A wailing cry caught Arminius’ attention. It wasn’t the first time he’d heard such a sound – the women who followed after his warriors were here already, working their way through the dead, searching for money and other treasures. Anyone they found alive received a swift knife between the ribs. This victim was receiving different treatment, for his protest went on and on, a trailing sound of agony and despair.

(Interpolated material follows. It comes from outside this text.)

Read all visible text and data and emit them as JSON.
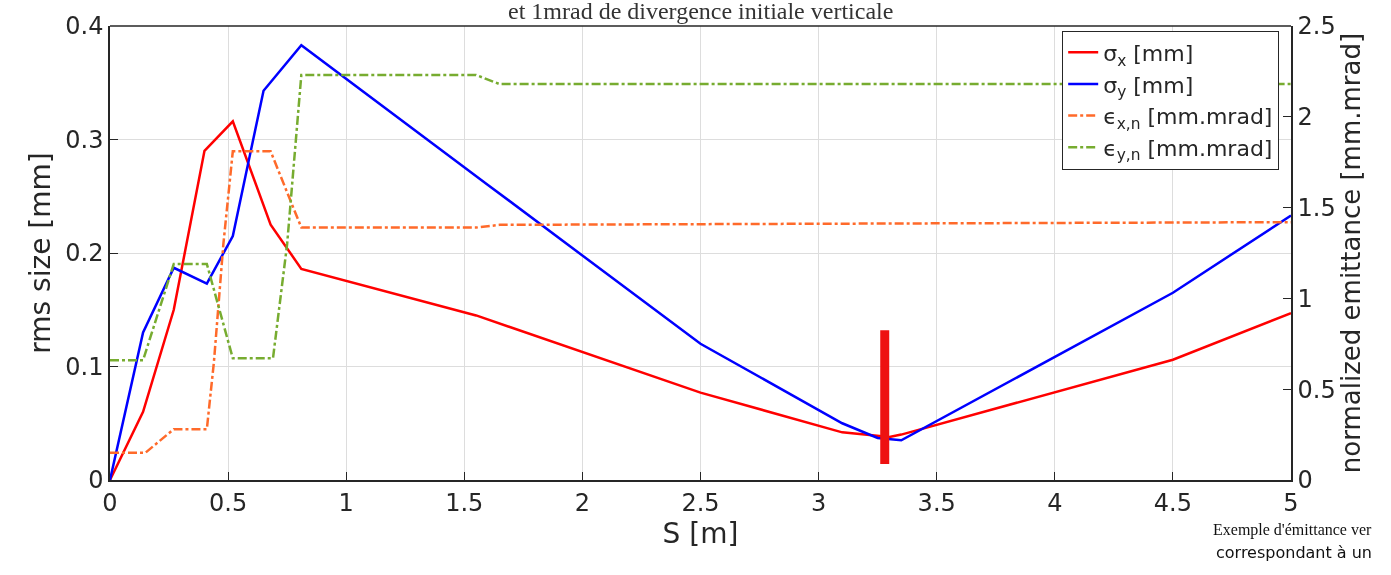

Curious, Arminius urged his horse towards its point of origin, a clearing in the trees hard by a section of the earthen rampart he’d had built. As he drew nearer, sunlight glinted off something metallic at its base, and he saw the facepiece of a Roman cavalry helmet, sitting upright, as a man’s decapitated head might. There was no sign of the main body of the helm, and the valuable silver sheeting had been prised away from the facepiece with a blade. The eyeholes in the blackened piece of iron in the shape of a human face seemed to watch Arminius, and he found himself averting his gaze.